Понятно теперь, отчего режиссер, следивший еще с начала Масленицы за возраставшим унынием клоуна, поглядывал на него с таким беспокойством. Подойдя к нему и бережно взяв его под руку, он отвел его в сторону.

– Эдвардс, – произнес он, понижая голос и совершенно дружественным тоном, – сегодня у нас пятница; остались суббота и воскресенье – всего два дня! Что стоит переждать, а?.. Прошу вас об этом; директор также просит… Подумайте, наконец, о публике! Вы знаете, как она вас любит!!. Два дня всего! – прибавил он, схватывая его руку и принимаясь раскачивать ее из стороны в сторону. – Кстати, вы что-то хотели сказать мне о гуттаперчевом мальчике, – подхватил он, очевидно, более с целью развлечь Эдвардса, так как ему было известно, что клоун в последнее время выражал особенную заботливость к мальчику, что служило также знаком приближавшейся болезни, – вы говорили, он стал как будто слабее работать. Мудреного нет: мальчик в руках такого болвана, такого олуха, который может только его испортить! Что же с ним?

Эдвардс, не говоря ни слова, тронул себя ладонью по крестцу, потом похлопал по груди.

– И там и здесь нехорошо у мальчика, – сказал он, отводя глаза в сторону.
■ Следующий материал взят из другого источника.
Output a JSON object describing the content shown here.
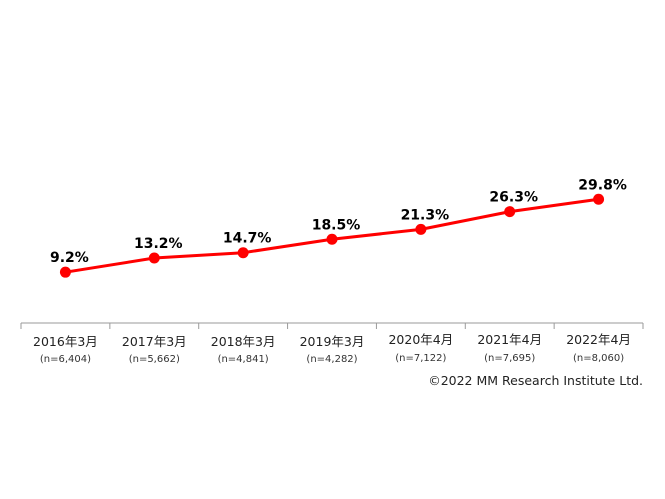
{
  "chart_data": {
    "type": "line",
    "title": "",
    "xlabel": "",
    "ylabel": "",
    "categories": [
      "2016年3月",
      "2017年3月",
      "2018年3月",
      "2019年3月",
      "2020年4月",
      "2021年4月",
      "2022年4月"
    ],
    "sample_sizes": [
      "(n=6,404)",
      "(n=5,662)",
      "(n=4,841)",
      "(n=4,282)",
      "(n=7,122)",
      "(n=7,695)",
      "(n=8,060)"
    ],
    "series": [
      {
        "values": [
          9.2,
          13.2,
          14.7,
          18.5,
          21.3,
          26.3,
          29.8
        ],
        "labels": [
          "9.2%",
          "13.2%",
          "14.7%",
          "18.5%",
          "21.3%",
          "26.3%",
          "29.8%"
        ],
        "color": "#ff0000"
      }
    ],
    "grid": false,
    "legend": "none"
  },
  "credit": "©2022 MM Research Institute Ltd."
}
– Нам невозможно, однако ж, от него теперь отказаться; он на афишке; некем заменить до воскресенья; два дня пускай еще поработает; там может отдохнуть, – сказал режиссер.

– Может также не выдержать, – глухо возразил клоун.
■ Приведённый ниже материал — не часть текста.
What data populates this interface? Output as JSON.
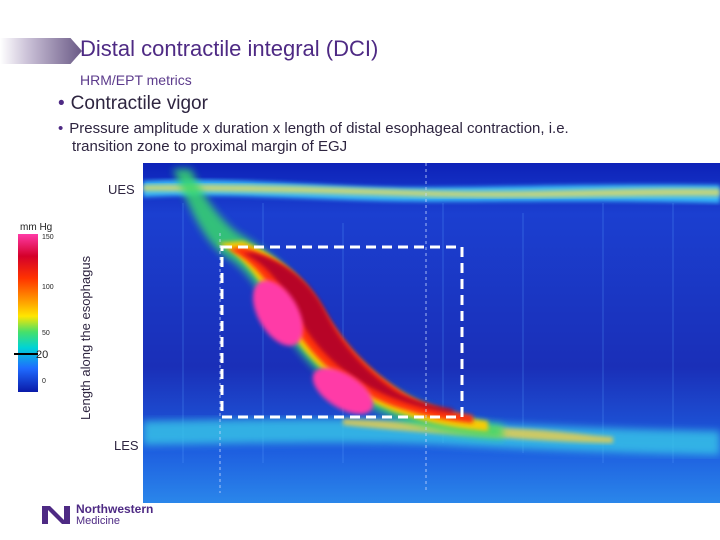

– Вы бы только выдержали, Эдвардс! Вы бы только нас не оставили! – живо и даже с нежностью в голосе подхватил режиссер, принимаясь снова раскачивать руку Эдвардса.
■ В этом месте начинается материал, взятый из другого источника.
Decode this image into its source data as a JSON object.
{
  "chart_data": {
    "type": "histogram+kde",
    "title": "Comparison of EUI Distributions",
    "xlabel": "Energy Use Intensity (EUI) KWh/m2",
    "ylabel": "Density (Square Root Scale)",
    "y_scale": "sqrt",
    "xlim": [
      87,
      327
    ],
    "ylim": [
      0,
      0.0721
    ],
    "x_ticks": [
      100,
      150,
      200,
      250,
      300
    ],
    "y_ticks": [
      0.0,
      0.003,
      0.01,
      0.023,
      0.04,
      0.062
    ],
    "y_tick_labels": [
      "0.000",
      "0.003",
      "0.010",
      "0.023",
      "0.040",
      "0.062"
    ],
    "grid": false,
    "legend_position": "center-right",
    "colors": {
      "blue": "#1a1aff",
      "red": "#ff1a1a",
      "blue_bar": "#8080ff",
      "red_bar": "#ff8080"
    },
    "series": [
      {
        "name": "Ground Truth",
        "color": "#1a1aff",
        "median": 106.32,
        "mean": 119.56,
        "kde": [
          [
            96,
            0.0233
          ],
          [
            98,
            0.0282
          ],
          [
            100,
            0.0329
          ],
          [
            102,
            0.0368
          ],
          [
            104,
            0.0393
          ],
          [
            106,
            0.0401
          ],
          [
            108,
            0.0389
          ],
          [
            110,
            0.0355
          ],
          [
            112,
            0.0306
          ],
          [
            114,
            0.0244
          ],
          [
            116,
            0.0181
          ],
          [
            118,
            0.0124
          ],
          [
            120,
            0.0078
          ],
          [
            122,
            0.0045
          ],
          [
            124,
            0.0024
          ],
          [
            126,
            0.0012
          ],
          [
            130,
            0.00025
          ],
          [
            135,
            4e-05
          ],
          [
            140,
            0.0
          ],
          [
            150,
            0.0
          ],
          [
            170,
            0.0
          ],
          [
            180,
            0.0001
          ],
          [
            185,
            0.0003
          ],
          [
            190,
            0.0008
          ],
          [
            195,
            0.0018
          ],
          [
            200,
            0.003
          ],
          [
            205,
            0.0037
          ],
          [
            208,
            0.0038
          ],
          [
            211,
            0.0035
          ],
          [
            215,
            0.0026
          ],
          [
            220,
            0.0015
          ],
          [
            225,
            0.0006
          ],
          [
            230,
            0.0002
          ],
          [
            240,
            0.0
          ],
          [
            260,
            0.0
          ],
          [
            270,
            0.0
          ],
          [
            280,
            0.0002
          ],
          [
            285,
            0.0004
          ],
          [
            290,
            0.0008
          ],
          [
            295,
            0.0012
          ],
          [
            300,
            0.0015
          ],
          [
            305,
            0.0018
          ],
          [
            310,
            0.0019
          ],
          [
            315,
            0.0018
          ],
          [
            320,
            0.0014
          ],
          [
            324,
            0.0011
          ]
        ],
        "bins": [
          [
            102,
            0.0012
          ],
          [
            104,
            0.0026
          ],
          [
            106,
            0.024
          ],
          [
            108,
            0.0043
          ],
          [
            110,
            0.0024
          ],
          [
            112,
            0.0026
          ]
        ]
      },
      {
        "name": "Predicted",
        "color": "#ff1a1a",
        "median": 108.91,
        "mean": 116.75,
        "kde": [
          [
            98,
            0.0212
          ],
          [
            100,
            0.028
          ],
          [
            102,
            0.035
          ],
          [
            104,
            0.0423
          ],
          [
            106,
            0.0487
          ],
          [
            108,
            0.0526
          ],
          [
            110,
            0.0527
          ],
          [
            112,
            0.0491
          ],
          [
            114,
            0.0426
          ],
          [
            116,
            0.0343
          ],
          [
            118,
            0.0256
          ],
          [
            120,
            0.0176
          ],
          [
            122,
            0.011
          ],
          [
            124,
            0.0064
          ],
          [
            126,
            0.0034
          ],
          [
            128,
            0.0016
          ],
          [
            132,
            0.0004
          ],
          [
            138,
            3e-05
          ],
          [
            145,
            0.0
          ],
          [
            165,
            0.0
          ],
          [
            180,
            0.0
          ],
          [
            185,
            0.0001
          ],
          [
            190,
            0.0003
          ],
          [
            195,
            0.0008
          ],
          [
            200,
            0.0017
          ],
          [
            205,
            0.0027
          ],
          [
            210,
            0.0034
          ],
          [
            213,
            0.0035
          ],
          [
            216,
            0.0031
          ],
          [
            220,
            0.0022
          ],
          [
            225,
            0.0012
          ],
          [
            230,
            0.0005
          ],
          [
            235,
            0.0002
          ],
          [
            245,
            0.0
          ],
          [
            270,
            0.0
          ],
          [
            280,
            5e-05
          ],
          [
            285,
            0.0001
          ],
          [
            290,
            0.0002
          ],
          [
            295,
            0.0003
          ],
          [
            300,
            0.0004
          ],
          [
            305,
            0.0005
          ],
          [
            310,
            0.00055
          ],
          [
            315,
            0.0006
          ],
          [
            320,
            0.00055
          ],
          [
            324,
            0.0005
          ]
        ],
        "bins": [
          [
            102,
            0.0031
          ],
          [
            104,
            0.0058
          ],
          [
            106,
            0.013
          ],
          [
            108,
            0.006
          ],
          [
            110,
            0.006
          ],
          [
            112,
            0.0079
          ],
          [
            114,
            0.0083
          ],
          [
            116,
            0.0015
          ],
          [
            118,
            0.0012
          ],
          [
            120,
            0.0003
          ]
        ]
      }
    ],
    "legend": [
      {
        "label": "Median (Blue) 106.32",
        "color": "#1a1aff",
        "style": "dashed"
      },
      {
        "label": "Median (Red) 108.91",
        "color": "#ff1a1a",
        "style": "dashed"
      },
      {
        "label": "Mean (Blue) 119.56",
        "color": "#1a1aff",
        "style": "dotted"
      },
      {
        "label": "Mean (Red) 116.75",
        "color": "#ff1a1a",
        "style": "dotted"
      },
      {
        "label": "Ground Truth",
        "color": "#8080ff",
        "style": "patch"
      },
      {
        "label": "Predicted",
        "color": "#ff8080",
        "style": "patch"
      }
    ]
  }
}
Но клоун ответил сухим пожатием, отвернулся и медленно пошел раздеваться.

Он остановился, однако ж, проходя мимо уборной гуттаперчевого мальчика, или, вернее, уборной акробата Беккера, так как мальчик был только его воспитанником. Отворив дверь, Эдвардс вошел к крошечную низкую комнату, расположенную под первой галереей для зрителей; нестерпимо было в ней от духоты и жары; к конюшенному воздуху, разогретому газом, присоединялся запах табачного дыма, помады и пива; с одной стороны красовалось зеркальце в деревянной раме, обсыпанной пудрой; подле, на стене, оклеенной обоями, лопнувшими по всем щелям, висело трико, имевшее вид содранной человеческой кожи; дальше, на деревянном гвозде, торчала остроконечная войлоковая шапка с павлиньим пером на боку; несколько цветных камзолов, шитых блестками, и часть мужской обыденной одежды громоздились в углу на столе. Мебель дополнялась еще столом и двумя деревянными стульями. На одном сидел Беккер – совершенное подобие Голиафа. Физическая сила сказывалась в каждом его мускуле, толстой перевязке костей, коротенькой шее с надутыми венами, маленькой круглой голове, завитой вкрутую и густо напомаженной. Он казался не столько отлитым в форму, сколько вырубленным из грубого материала и притом грубым инструментом; хотя ему было на вид лет под сорок, – он казался тяжеловесным и неповоротливым, – обстоятельство, нисколько не мешавшее ему считать себя первым красавцем в труппе и думать, что при появлении его на арене в трико телесного цвета он приводит в сокрушение женские сердца. Беккер снял уже костюм, но был еще в рубашке и, сидя на стуле, прохлаждал себя кружкою пива.